Warning: fire-hose of consciousness coming at you below. Buckle up.
I didn’t have to get up for work today.
Instead, I read my sister’s dissertation. I made a spinach and filo pastry pie and, in trying to do both, emptied a quarter of a pot of cayenne pepper into it.
In the afternoon I went into town for a final interview with a government department. I don’t know how it went. I am naturally pessimistic, but at the same time there were points when I had to say with honesty that I didn’t know the answer to a question.
I don’t know if it’s a good thing, but I made sure to ask the panel for the answer. I’m hoping “ignorant but curious” is better than “ignorant”, and almost as good as “knowledgeable”.
I also did a code challenge which I’m still puzzling over and playing with between lectures. I only had 45 minutes, but I can still remember it well enough that it’s been on my brain all day¹. Like a brainworm.
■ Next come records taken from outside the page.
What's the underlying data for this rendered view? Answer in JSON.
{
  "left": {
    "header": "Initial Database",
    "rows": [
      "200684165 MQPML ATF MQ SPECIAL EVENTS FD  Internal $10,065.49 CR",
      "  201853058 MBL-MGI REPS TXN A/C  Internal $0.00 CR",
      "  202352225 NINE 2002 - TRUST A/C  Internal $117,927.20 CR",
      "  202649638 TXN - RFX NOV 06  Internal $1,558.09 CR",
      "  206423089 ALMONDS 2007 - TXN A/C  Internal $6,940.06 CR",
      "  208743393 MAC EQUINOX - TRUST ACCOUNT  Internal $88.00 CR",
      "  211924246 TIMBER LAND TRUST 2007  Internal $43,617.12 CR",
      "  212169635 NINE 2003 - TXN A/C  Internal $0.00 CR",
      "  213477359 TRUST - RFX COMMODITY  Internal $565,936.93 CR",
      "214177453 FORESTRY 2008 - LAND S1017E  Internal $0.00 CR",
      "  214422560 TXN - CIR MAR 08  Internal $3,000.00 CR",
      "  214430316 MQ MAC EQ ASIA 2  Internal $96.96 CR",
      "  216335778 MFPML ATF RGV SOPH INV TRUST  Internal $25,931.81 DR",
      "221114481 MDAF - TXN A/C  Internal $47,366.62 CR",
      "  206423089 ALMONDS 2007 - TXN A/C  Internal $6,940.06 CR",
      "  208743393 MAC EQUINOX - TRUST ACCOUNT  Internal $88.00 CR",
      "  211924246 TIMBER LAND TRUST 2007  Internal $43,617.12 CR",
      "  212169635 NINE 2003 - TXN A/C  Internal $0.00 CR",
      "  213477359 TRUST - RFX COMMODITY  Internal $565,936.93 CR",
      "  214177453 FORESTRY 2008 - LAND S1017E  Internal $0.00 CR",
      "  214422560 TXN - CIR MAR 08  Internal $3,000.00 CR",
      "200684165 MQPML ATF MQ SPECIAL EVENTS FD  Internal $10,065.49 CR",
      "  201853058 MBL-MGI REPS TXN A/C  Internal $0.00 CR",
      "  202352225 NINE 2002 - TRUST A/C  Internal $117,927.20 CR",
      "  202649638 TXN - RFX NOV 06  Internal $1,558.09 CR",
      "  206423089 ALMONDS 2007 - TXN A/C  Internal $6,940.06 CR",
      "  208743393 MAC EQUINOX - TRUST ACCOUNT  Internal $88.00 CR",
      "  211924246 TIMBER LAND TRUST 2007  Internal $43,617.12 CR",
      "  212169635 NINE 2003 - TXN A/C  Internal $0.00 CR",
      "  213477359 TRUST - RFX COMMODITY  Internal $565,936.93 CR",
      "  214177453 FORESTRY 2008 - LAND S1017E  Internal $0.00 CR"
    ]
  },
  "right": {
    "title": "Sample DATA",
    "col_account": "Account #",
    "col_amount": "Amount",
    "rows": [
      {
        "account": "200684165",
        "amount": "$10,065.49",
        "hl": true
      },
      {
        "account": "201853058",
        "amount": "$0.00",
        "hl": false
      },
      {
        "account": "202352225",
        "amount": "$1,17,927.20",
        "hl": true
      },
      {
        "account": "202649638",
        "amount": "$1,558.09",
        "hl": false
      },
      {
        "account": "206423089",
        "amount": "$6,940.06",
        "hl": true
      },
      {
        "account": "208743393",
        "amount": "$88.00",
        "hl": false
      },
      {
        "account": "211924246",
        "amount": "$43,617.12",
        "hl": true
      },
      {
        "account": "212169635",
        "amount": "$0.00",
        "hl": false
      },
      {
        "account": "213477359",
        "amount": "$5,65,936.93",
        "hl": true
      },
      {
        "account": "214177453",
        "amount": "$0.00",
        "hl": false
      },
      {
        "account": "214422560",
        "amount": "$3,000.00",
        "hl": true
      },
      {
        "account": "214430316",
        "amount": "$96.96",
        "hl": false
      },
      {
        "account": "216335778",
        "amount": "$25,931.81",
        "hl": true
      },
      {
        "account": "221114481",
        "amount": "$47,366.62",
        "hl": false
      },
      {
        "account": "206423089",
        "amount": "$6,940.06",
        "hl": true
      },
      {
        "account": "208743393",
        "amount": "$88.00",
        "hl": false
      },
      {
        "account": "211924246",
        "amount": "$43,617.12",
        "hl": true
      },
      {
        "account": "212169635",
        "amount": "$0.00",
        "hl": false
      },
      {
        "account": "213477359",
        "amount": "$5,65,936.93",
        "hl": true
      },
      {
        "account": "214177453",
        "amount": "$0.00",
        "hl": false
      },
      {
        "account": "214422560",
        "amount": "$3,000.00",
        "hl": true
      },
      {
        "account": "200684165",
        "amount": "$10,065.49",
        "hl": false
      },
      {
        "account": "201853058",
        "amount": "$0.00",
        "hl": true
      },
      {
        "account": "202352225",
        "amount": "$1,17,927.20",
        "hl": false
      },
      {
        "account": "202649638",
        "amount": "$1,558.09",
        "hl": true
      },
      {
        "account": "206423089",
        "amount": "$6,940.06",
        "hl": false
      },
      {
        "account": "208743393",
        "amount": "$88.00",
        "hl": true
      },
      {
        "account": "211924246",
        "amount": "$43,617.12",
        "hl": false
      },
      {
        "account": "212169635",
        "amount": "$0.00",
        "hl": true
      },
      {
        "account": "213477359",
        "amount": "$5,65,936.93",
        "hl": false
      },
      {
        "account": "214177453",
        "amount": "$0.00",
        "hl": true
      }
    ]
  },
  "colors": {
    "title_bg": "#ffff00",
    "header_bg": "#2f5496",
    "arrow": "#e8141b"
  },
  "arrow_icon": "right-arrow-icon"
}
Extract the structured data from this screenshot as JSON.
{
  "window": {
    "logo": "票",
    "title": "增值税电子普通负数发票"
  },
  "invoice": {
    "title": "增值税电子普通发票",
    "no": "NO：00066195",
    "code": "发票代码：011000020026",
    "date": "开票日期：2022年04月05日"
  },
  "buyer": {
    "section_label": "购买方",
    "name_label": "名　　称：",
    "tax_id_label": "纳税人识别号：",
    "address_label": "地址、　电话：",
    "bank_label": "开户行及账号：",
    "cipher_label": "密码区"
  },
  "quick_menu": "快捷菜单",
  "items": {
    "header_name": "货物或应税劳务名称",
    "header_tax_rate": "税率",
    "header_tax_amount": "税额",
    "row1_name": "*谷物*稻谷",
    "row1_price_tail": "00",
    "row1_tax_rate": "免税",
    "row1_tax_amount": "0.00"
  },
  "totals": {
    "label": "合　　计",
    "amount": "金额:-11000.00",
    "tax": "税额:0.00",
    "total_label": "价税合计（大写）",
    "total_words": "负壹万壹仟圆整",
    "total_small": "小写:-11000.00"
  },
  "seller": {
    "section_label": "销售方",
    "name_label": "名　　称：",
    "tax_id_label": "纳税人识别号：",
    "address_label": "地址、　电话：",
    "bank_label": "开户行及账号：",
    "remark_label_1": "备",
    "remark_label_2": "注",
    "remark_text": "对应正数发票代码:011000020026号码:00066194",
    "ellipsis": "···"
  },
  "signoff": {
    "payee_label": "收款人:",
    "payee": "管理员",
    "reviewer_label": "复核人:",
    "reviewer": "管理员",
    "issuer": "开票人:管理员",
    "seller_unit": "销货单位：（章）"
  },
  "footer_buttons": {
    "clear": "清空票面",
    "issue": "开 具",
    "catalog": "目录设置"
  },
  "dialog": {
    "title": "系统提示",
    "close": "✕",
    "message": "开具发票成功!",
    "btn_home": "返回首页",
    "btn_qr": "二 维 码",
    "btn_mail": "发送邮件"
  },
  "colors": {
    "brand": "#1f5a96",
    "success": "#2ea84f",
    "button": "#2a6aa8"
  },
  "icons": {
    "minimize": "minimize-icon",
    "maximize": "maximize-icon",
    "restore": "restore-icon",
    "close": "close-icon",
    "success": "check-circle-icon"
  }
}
Immediately after that I had a call from a recruiter, who said I had good feedback from an interview last week. I think I’ll have another interview this week, but I find the velocity with which recruiters want to move off-putting. I appreciate that what they’re selling is almost certainly a perishable good, and I think it’s fair to say I’d struggle selling an opportunity that other people were trying to sell as well.
All the same. Let me have a couple of hours to think about things?
The sticking point I’m finding with many of these calls is that everyone, as far as I can tell, wants a full-time worker. There is not as much provision for part-time work as certain sources would give credence.
I had a surprisingly enjoyable technical interview with a multinational professional services company, so we’ll see how that shakes out.
Hitting that refresh button on my inbox. Day three of purposeful unemployment and I’m climbing the walls, when I ought to be revising. I’ve secured a second interview tomorrow — Thursday — with an interesting organisation that is probably the most diverse I’ve ever had the good pleasure of applying to, so I’m keeping my fingers crossed for that.
A good friend of mine thought of me and passed on details for a young company looking to do data analytics: an exciting prospect so coffee has been organised, again for tomorrow. If I’m going into town I may as well go into town after all.
I’ve also received confirmation that I’m through to the second round for the multinational company, which means 4–8 hours of unpaid labour. It’s a bit frustrating, and deeply problematic. I’m entirely able to do this work because I’ve got no job, but for someone working a full-time job with dependents I imagine it would present a massive barrier.
It is an interesting puzzle that has been presented to me, though, so I will do it — even though it feels like a betrayal. Capitalism puts you in this sort of spot: principles are all well and good, but won’t pay the bills.
Was offered, and accepted, a new position. Had a Nepalese to celebrate.
I’m trying to be cool because I don’t “have” the job until various things have been done. I also hope that my new manager is cool with these notes. If not — well, we’ll see.
I’m starting in June.
By the way, the offer was only the second proudest moment of the day. This most dad of all dad jokes was the number one:
Anyway. It was a day full of stress and minor anxiety as I fretted about turning down interviews. I am a hoarder, and that includes opportunities: I’m not as bad as Chidi Anagonye, but making big decisions is something you don’t really get daily practice in, unless you’re somewhere senior — which of course is the last place you want people who are practising making decisions.
Made quiche. Struggled with Java. Didn’t do the code challenge for the multinational. Did watch Thor Ragnarok. Feeling like this:
I am learning it. I am aiming to finish the course this week and be awarded a shiny certificate, saying that I completed a beginner-level course in Java in French. I’m really genuinely excited about adding it to my resumé, but I’m currently stuck on modelling an employee.
Update: programming is the absolute most frustrating-slash-enjoyable thing in the universe, so I’m glad I’ve accepted a job to do that.
¹ If you give me a task and 45 minutes, it will haunt me forever that I didn’t complete it in that time. You can — and the interviewers did — stress that it’s about the decisions I make, about the way I communicated, and in absolutely no universe, discovered or undiscovered, can this task be completed in 45 minutes, by anyone. I’m still going to come away frustrated I couldn’t complete it.²
² Can anyone spell “massive overachiever with imposter syndrome”?